As I have repeatedly pointed out, when politicians and media pundits talk about the "Bush tax cuts," they clearly are implying that the normal, acceptable tax rates are whatever they were before President Bush reduced them. Claire McCaskill recently summed up this warped far-left viewpoint when she said, "If they think it's OK to raise taxes for the embattled middle class because … we don't GIVE more money to millionaires, it really is time for people in America to pick up pitchforks."
I understand that lefties like McCaskill are hopeless, but I often wonder if I'm the only one who finds it odd when a Republican legislator says, "You don't raise taxes in the middle of a recession." Such a statement implies that it's OK to raise taxes when times are good. Sorry, but there's no such thing as a good time to raise taxes.
If raising taxes is a bad thing to do during a recession, why would it be a good thing to do when the economy is strong? What would be the objective – to try make a strong economy weak? If high taxes are good for the economy, let's have high taxes permanently. But if they're bad for the economy, let's get rid of them altogether.
Republicans will be shooting themselves in the foot if they finalize a deal that includes an extension of unemployment benefits. Why don't we stop kidding ourselves and admit that this insidious transfer-of-wealth program is evolving into a guaranteed minimum income (via never-ending extensions). Sorry, Nancy, but unemployment benefits accomplish just three things: They 1) increase the deficit, 2) cause unemployment and 3) slow economic growth.

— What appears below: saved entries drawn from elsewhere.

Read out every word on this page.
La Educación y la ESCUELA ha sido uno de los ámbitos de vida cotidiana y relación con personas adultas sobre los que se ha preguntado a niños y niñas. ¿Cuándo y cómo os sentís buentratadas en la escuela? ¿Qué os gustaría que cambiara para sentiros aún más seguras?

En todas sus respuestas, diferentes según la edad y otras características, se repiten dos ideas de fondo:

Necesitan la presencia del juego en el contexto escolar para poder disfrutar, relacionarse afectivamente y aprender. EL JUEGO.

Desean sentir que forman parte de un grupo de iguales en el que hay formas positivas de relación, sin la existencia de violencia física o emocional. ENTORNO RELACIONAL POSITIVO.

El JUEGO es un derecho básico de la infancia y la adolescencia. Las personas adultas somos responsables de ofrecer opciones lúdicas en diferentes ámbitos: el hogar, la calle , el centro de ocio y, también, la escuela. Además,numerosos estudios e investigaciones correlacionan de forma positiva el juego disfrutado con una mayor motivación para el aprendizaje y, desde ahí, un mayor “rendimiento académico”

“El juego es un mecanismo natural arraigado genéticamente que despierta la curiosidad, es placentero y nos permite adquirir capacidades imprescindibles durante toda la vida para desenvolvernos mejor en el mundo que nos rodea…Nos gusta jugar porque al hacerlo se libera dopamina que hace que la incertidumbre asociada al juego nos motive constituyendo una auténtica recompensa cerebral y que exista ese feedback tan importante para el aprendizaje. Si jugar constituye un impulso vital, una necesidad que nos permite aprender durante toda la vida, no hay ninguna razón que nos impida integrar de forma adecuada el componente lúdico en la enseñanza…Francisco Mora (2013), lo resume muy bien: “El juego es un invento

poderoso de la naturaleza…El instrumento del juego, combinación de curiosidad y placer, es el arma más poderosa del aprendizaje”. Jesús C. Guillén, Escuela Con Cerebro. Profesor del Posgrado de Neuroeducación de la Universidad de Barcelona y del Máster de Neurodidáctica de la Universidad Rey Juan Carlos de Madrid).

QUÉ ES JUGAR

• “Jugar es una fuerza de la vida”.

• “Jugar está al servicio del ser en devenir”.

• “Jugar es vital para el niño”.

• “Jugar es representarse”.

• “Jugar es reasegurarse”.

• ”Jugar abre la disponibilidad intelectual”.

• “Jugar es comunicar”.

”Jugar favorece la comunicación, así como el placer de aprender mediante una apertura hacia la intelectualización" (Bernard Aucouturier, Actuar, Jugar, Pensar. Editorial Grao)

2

No one knows the exact degree of the tradeoff, but the big picture is that in a compromise scenario people would get to keep more of their own money because taxes would not be increased (for now), and some would use it as an opportunity to expand their businesses and create jobs. But the increase in unemployment benefits would offset much, if not all, of that illusory economic stimulus by bleeding vast sums into idle hands.